Li Kai, Teo Guo Ci, Yang Kevin L, Yu Fengchao, Nesvizhskii Alexey I
Gilbert S. Omenn Department of Computational Medicine and Bioinformatics, University of Michigan, Ann Arbor, MI, USA.
Department of Pathology, University of Michigan, Ann Arbor, MI, USA.
Nat Commun. 2025 Jan 2;16(1):95. doi: 10.1038/s41467-024-55448-8.
Data-independent acquisition has become a widely used strategy for peptide and protein quantification in liquid chromatography-tandem mass spectrometry-based proteomics studies. The integration of ion mobility separation into data-independent acquisition analysis, such as the diaPASEF technology available on Bruker's timsTOF platform, further improves the quantification accuracy and protein depth achievable using data-independent acquisition. We introduce diaTracer, a spectrum-centric computational tool optimized for diaPASEF data. diaTracer performs three-dimensional (mass to charge ratio, retention time, ion mobility) peak tracing and feature detection to generate precursor-resolved "pseudo-tandem mass spectra", facilitating direct ("spectral-library free") peptide identification and quantification from diaPASEF data. diaTracer is available as a stand-alone tool and is fully integrated into the widely used FragPipe computational platform. We demonstrate the performance of diaTracer and FragPipe using diaPASEF data from triple-negative breast cancer, cerebrospinal fluid, and plasma samples, data from phosphoproteomics and human leukocyte antigens immunopeptidomics experiments, and low-input data from a spatial proteomics study. We also show that diaTracer enables unrestricted identification of post-translational modifications from diaPASEF data using open/mass-offset searches.
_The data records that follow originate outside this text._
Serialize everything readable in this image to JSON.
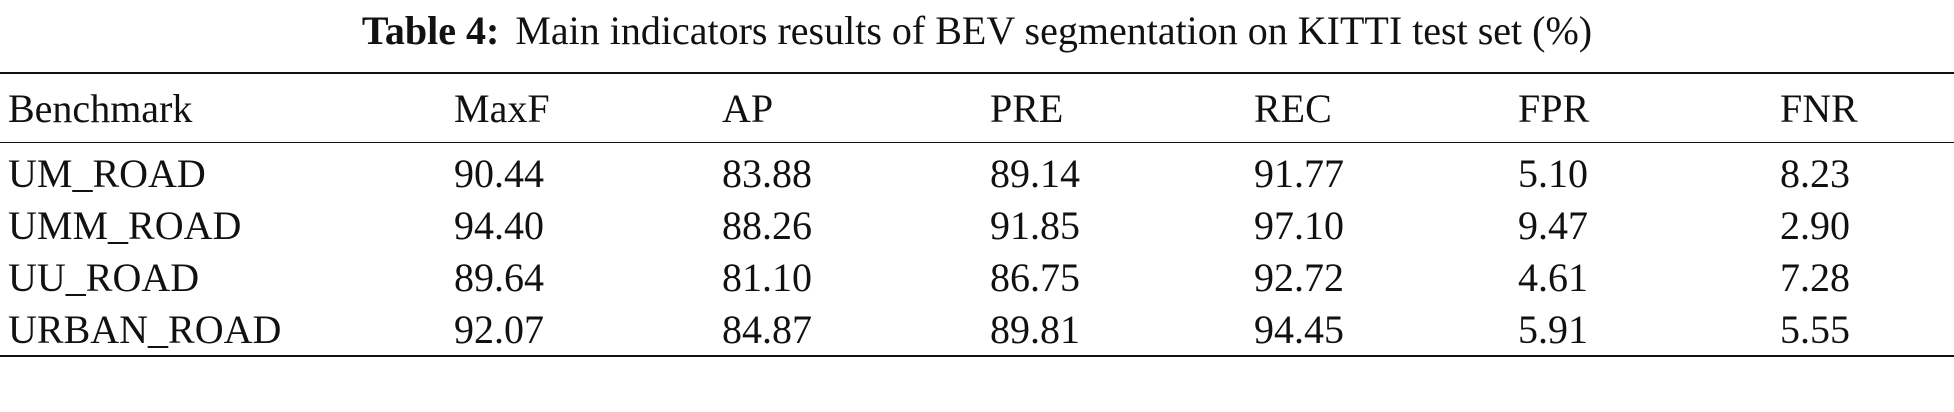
{
  "caption": {
    "label": "Table 4:",
    "text": "Main indicators results of BEV segmentation on KITTI test set (%)"
  },
  "table": {
    "headers": [
      "Benchmark",
      "MaxF",
      "AP",
      "PRE",
      "REC",
      "FPR",
      "FNR"
    ],
    "rows": [
      [
        "UM_ROAD",
        "90.44",
        "83.88",
        "89.14",
        "91.77",
        "5.10",
        "8.23"
      ],
      [
        "UMM_ROAD",
        "94.40",
        "88.26",
        "91.85",
        "97.10",
        "9.47",
        "2.90"
      ],
      [
        "UU_ROAD",
        "89.64",
        "81.10",
        "86.75",
        "92.72",
        "4.61",
        "7.28"
      ],
      [
        "URBAN_ROAD",
        "92.07",
        "84.87",
        "89.81",
        "94.45",
        "5.91",
        "5.55"
      ]
    ]
  }
}
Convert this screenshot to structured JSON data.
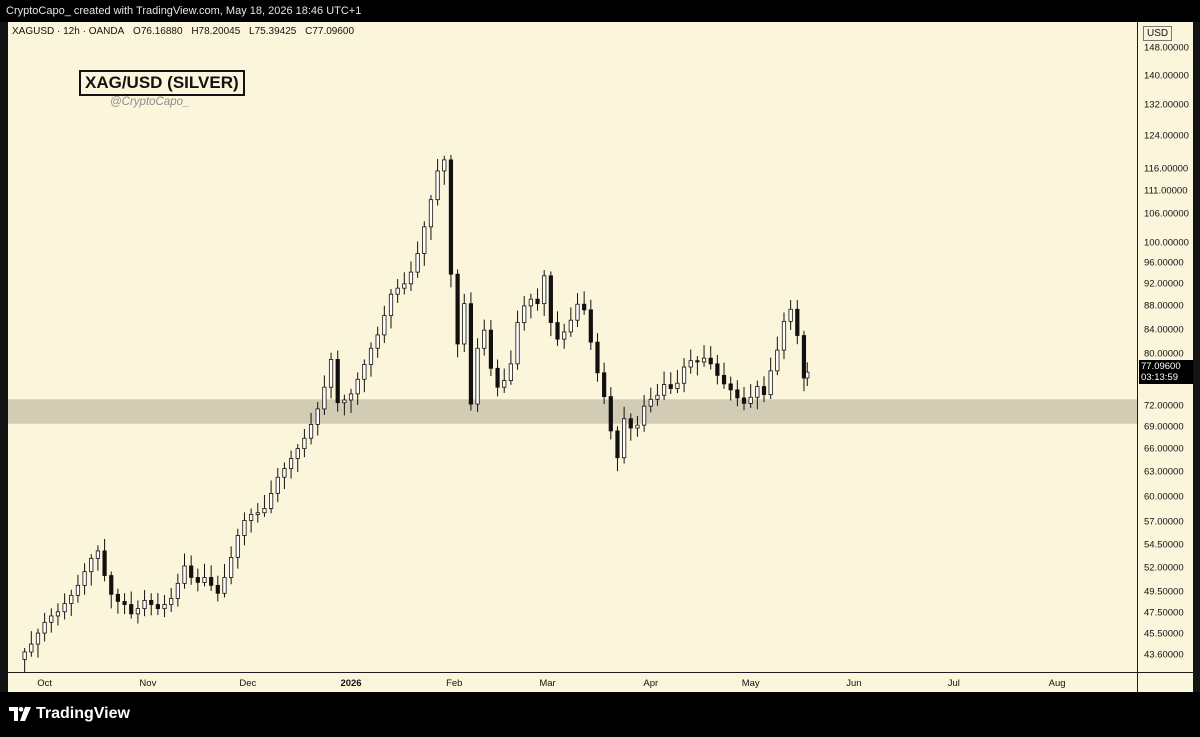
{
  "header": {
    "attribution": "CryptoCapo_ created with TradingView.com, May 18, 2026 18:46 UTC+1"
  },
  "legend": {
    "symbol_line": "XAGUSD · 12h · OANDA",
    "open": "O76.16880",
    "high": "H78.20045",
    "low": "L75.39425",
    "close": "C77.09600"
  },
  "chart_title": "XAG/USD (SILVER)",
  "author_handle": "@CryptoCapo_",
  "price_axis": {
    "currency": "USD",
    "ticks": [
      "148.00000",
      "140.00000",
      "132.00000",
      "124.00000",
      "116.00000",
      "111.00000",
      "106.00000",
      "100.00000",
      "96.00000",
      "92.00000",
      "88.00000",
      "84.00000",
      "80.00000",
      "77.09600",
      "72.00000",
      "69.00000",
      "66.00000",
      "63.00000",
      "60.00000",
      "57.00000",
      "54.50000",
      "52.00000",
      "49.50000",
      "47.50000",
      "45.50000",
      "43.60000"
    ],
    "last_price": "77.09600",
    "countdown": "03:13:59"
  },
  "time_axis": {
    "labels": [
      "Oct",
      "Nov",
      "Dec",
      "2026",
      "Feb",
      "Mar",
      "Apr",
      "May",
      "Jun",
      "Jul",
      "Aug"
    ]
  },
  "footer": {
    "brand": "TradingView"
  },
  "colors": {
    "background": "#fbf5dc",
    "candle_up": "#ffffff",
    "candle_down": "#111111",
    "zone": "#d3ccb5"
  },
  "chart_data": {
    "type": "candlestick",
    "symbol": "XAGUSD",
    "interval": "12h",
    "exchange": "OANDA",
    "scale": "log",
    "ylim": [
      43.0,
      150.0
    ],
    "support_zone": [
      69.5,
      73.0
    ],
    "series": [
      {
        "date": "2025-09-25",
        "close": 43.9
      },
      {
        "date": "2025-09-27",
        "close": 44.6
      },
      {
        "date": "2025-09-29",
        "close": 45.6
      },
      {
        "date": "2025-10-01",
        "close": 46.6
      },
      {
        "date": "2025-10-03",
        "close": 47.2
      },
      {
        "date": "2025-10-05",
        "close": 47.6
      },
      {
        "date": "2025-10-07",
        "close": 48.4
      },
      {
        "date": "2025-10-09",
        "close": 49.2
      },
      {
        "date": "2025-10-11",
        "close": 50.2
      },
      {
        "date": "2025-10-13",
        "close": 51.6
      },
      {
        "date": "2025-10-15",
        "close": 53.0
      },
      {
        "date": "2025-10-17",
        "close": 53.8
      },
      {
        "date": "2025-10-19",
        "close": 51.2
      },
      {
        "date": "2025-10-21",
        "close": 49.3
      },
      {
        "date": "2025-10-23",
        "close": 48.6
      },
      {
        "date": "2025-10-25",
        "close": 48.3
      },
      {
        "date": "2025-10-27",
        "close": 47.4
      },
      {
        "date": "2025-10-29",
        "close": 47.9
      },
      {
        "date": "2025-10-31",
        "close": 48.7
      },
      {
        "date": "2025-11-02",
        "close": 48.3
      },
      {
        "date": "2025-11-04",
        "close": 47.9
      },
      {
        "date": "2025-11-06",
        "close": 48.3
      },
      {
        "date": "2025-11-08",
        "close": 48.9
      },
      {
        "date": "2025-11-10",
        "close": 50.4
      },
      {
        "date": "2025-11-12",
        "close": 52.2
      },
      {
        "date": "2025-11-14",
        "close": 51.0
      },
      {
        "date": "2025-11-16",
        "close": 50.5
      },
      {
        "date": "2025-11-18",
        "close": 51.0
      },
      {
        "date": "2025-11-20",
        "close": 50.2
      },
      {
        "date": "2025-11-22",
        "close": 49.4
      },
      {
        "date": "2025-11-24",
        "close": 51.0
      },
      {
        "date": "2025-11-26",
        "close": 53.1
      },
      {
        "date": "2025-11-28",
        "close": 55.5
      },
      {
        "date": "2025-11-30",
        "close": 57.2
      },
      {
        "date": "2025-12-02",
        "close": 57.9
      },
      {
        "date": "2025-12-04",
        "close": 58.1
      },
      {
        "date": "2025-12-06",
        "close": 58.6
      },
      {
        "date": "2025-12-08",
        "close": 60.4
      },
      {
        "date": "2025-12-10",
        "close": 62.4
      },
      {
        "date": "2025-12-12",
        "close": 63.5
      },
      {
        "date": "2025-12-14",
        "close": 64.8
      },
      {
        "date": "2025-12-16",
        "close": 66.1
      },
      {
        "date": "2025-12-18",
        "close": 67.5
      },
      {
        "date": "2025-12-20",
        "close": 69.4
      },
      {
        "date": "2025-12-22",
        "close": 71.6
      },
      {
        "date": "2025-12-24",
        "close": 74.8
      },
      {
        "date": "2025-12-26",
        "close": 79.1
      },
      {
        "date": "2025-12-28",
        "close": 72.5
      },
      {
        "date": "2025-12-30",
        "close": 72.9
      },
      {
        "date": "2026-01-01",
        "close": 73.8
      },
      {
        "date": "2026-01-03",
        "close": 76.0
      },
      {
        "date": "2026-01-05",
        "close": 78.3
      },
      {
        "date": "2026-01-07",
        "close": 80.9
      },
      {
        "date": "2026-01-09",
        "close": 83.1
      },
      {
        "date": "2026-01-11",
        "close": 86.4
      },
      {
        "date": "2026-01-13",
        "close": 90.2
      },
      {
        "date": "2026-01-15",
        "close": 91.3
      },
      {
        "date": "2026-01-17",
        "close": 92.1
      },
      {
        "date": "2026-01-19",
        "close": 94.3
      },
      {
        "date": "2026-01-21",
        "close": 97.9
      },
      {
        "date": "2026-01-23",
        "close": 103.3
      },
      {
        "date": "2026-01-25",
        "close": 109.1
      },
      {
        "date": "2026-01-27",
        "close": 115.6
      },
      {
        "date": "2026-01-29",
        "close": 118.2
      },
      {
        "date": "2026-01-31",
        "close": 93.9
      },
      {
        "date": "2026-02-02",
        "close": 81.6
      },
      {
        "date": "2026-02-04",
        "close": 88.5
      },
      {
        "date": "2026-02-06",
        "close": 72.3
      },
      {
        "date": "2026-02-08",
        "close": 80.9
      },
      {
        "date": "2026-02-10",
        "close": 83.9
      },
      {
        "date": "2026-02-12",
        "close": 77.7
      },
      {
        "date": "2026-02-14",
        "close": 74.8
      },
      {
        "date": "2026-02-16",
        "close": 75.8
      },
      {
        "date": "2026-02-18",
        "close": 78.4
      },
      {
        "date": "2026-02-20",
        "close": 85.2
      },
      {
        "date": "2026-02-22",
        "close": 88.1
      },
      {
        "date": "2026-02-24",
        "close": 89.3
      },
      {
        "date": "2026-02-26",
        "close": 88.5
      },
      {
        "date": "2026-02-28",
        "close": 93.6
      },
      {
        "date": "2026-03-02",
        "close": 85.2
      },
      {
        "date": "2026-03-04",
        "close": 82.4
      },
      {
        "date": "2026-03-06",
        "close": 83.6
      },
      {
        "date": "2026-03-08",
        "close": 85.6
      },
      {
        "date": "2026-03-10",
        "close": 88.4
      },
      {
        "date": "2026-03-12",
        "close": 87.4
      },
      {
        "date": "2026-03-14",
        "close": 81.9
      },
      {
        "date": "2026-03-16",
        "close": 77.0
      },
      {
        "date": "2026-03-18",
        "close": 73.4
      },
      {
        "date": "2026-03-20",
        "close": 68.5
      },
      {
        "date": "2026-03-22",
        "close": 64.9
      },
      {
        "date": "2026-03-24",
        "close": 70.2
      },
      {
        "date": "2026-03-26",
        "close": 68.9
      },
      {
        "date": "2026-03-28",
        "close": 69.3
      },
      {
        "date": "2026-03-30",
        "close": 72.0
      },
      {
        "date": "2026-04-01",
        "close": 73.0
      },
      {
        "date": "2026-04-03",
        "close": 73.6
      },
      {
        "date": "2026-04-05",
        "close": 75.2
      },
      {
        "date": "2026-04-07",
        "close": 74.6
      },
      {
        "date": "2026-04-09",
        "close": 75.4
      },
      {
        "date": "2026-04-11",
        "close": 77.9
      },
      {
        "date": "2026-04-13",
        "close": 78.9
      },
      {
        "date": "2026-04-15",
        "close": 78.7
      },
      {
        "date": "2026-04-17",
        "close": 79.3
      },
      {
        "date": "2026-04-19",
        "close": 78.4
      },
      {
        "date": "2026-04-21",
        "close": 76.6
      },
      {
        "date": "2026-04-23",
        "close": 75.3
      },
      {
        "date": "2026-04-25",
        "close": 74.4
      },
      {
        "date": "2026-04-27",
        "close": 73.2
      },
      {
        "date": "2026-04-29",
        "close": 72.4
      },
      {
        "date": "2026-05-01",
        "close": 73.3
      },
      {
        "date": "2026-05-03",
        "close": 74.9
      },
      {
        "date": "2026-05-05",
        "close": 73.7
      },
      {
        "date": "2026-05-07",
        "close": 77.3
      },
      {
        "date": "2026-05-09",
        "close": 80.6
      },
      {
        "date": "2026-05-11",
        "close": 85.4
      },
      {
        "date": "2026-05-13",
        "close": 87.5
      },
      {
        "date": "2026-05-15",
        "close": 83.0
      },
      {
        "date": "2026-05-17",
        "close": 76.2
      },
      {
        "date": "2026-05-18",
        "close": 77.1
      }
    ],
    "xlim": [
      "2025-09-20",
      "2026-08-25"
    ],
    "x_ticks": [
      {
        "label": "Oct",
        "date": "2025-10-01"
      },
      {
        "label": "Nov",
        "date": "2025-11-01"
      },
      {
        "label": "Dec",
        "date": "2025-12-01"
      },
      {
        "label": "2026",
        "date": "2026-01-01"
      },
      {
        "label": "Feb",
        "date": "2026-02-01"
      },
      {
        "label": "Mar",
        "date": "2026-03-01"
      },
      {
        "label": "Apr",
        "date": "2026-04-01"
      },
      {
        "label": "May",
        "date": "2026-05-01"
      },
      {
        "label": "Jun",
        "date": "2026-06-01"
      },
      {
        "label": "Jul",
        "date": "2026-07-01"
      },
      {
        "label": "Aug",
        "date": "2026-08-01"
      }
    ]
  }
}
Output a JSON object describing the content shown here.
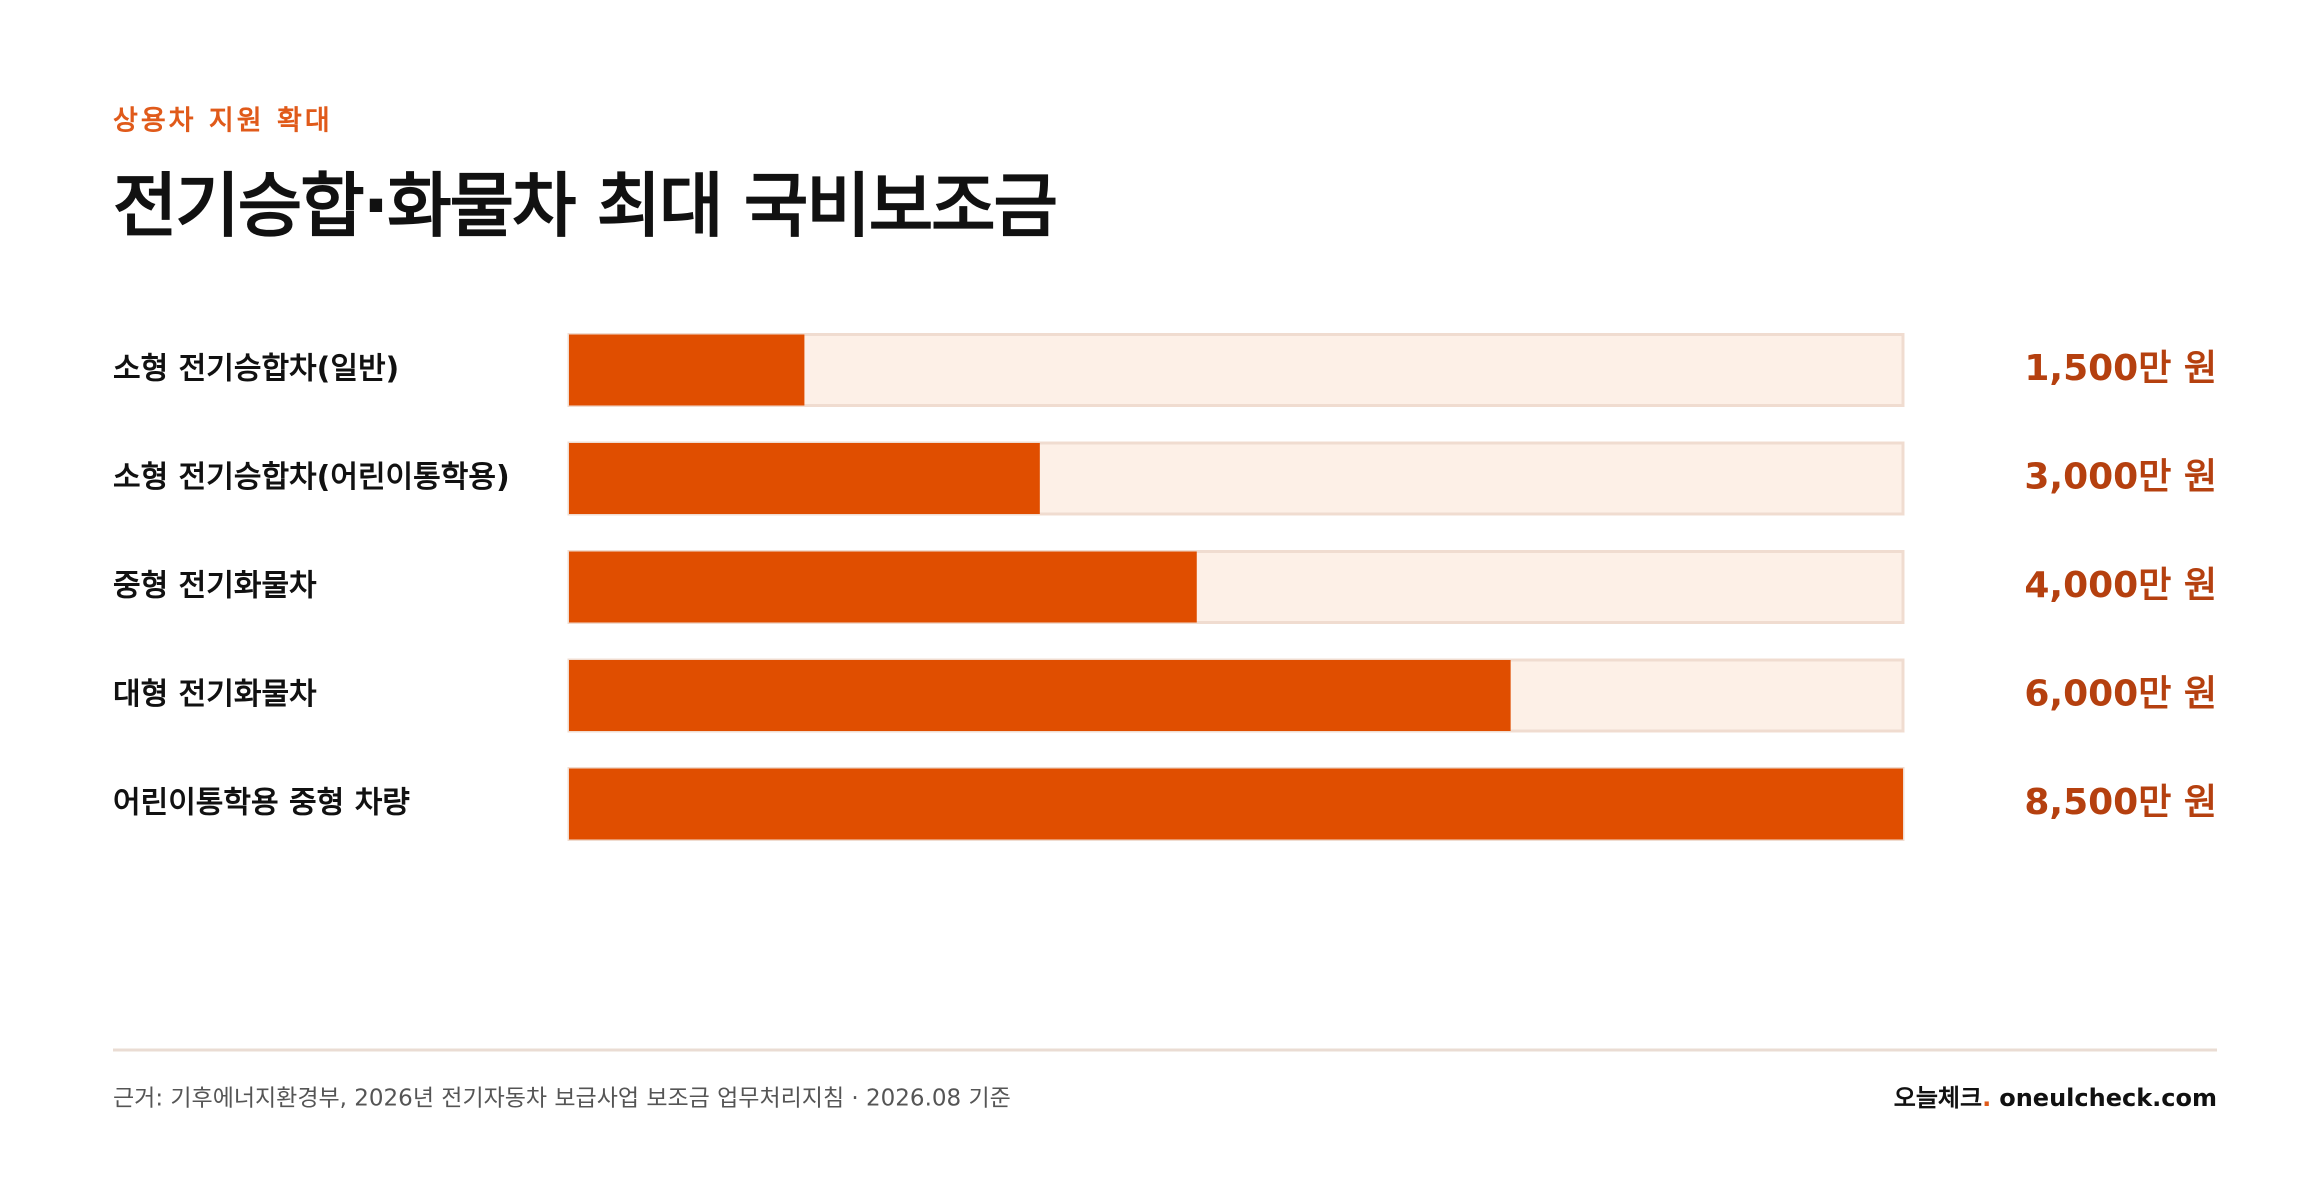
{
  "chart_data": {
    "type": "bar",
    "orientation": "horizontal",
    "kicker": "상용차 지원 확대",
    "title": "전기승합·화물차 최대 국비보조금",
    "categories": [
      "소형 전기승합차(일반)",
      "소형 전기승합차(어린이통학용)",
      "중형 전기화물차",
      "대형 전기화물차",
      "어린이통학용 중형 차량"
    ],
    "values": [
      1500,
      3000,
      4000,
      6000,
      8500
    ],
    "value_labels": [
      "1,500만 원",
      "3,000만 원",
      "4,000만 원",
      "6,000만 원",
      "8,500만 원"
    ],
    "xlim": [
      0,
      8500
    ],
    "color": "#e04e00",
    "track_color": "#fdf0e7"
  },
  "footer": {
    "source": "근거: 기후에너지환경부, 2026년 전기자동차 보급사업 보조금 업무처리지침 · 2026.08 기준",
    "brand_name": "오늘체크",
    "brand_dot": ".",
    "brand_site": "oneulcheck.com"
  }
}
在基于液相色谱-串联质谱的蛋白质组学研究中,数据非依赖采集已成为一种广泛应用于肽段和蛋白质定量分析的策略。将离子淌度分离技术整合到数据非依赖采集分析中,如布鲁克timsTOF平台上的diaPASEF技术,进一步提高了使用数据非依赖采集所能达到的定量准确性和蛋白质鉴定深度。我们介绍了diaTracer,这是一种针对diaPASEF数据优化的以谱图为中心的计算工具。diaTracer执行三维(质荷比、保留时间、离子淌度)峰追踪和特征检测,以生成前体解析的“伪串联质谱”,便于从diaPASEF数据中直接(“无需谱图库”)进行肽段鉴定和定量分析。diaTracer可作为独立工具使用,并已完全集成到广泛使用的FragPipe计算平台中。我们使用来自三阴性乳腺癌、脑脊液和血浆样本的diaPASEF数据、磷酸化蛋白质组学和人类白细胞抗原免疫肽组学实验的数据以及空间蛋白质组学研究的低输入数据,展示了diaTracer和FragPipe的性能。我们还表明,diaTracer能够通过开放/质量偏移搜索从diaPASEF数据中无限制地鉴定翻译后修饰。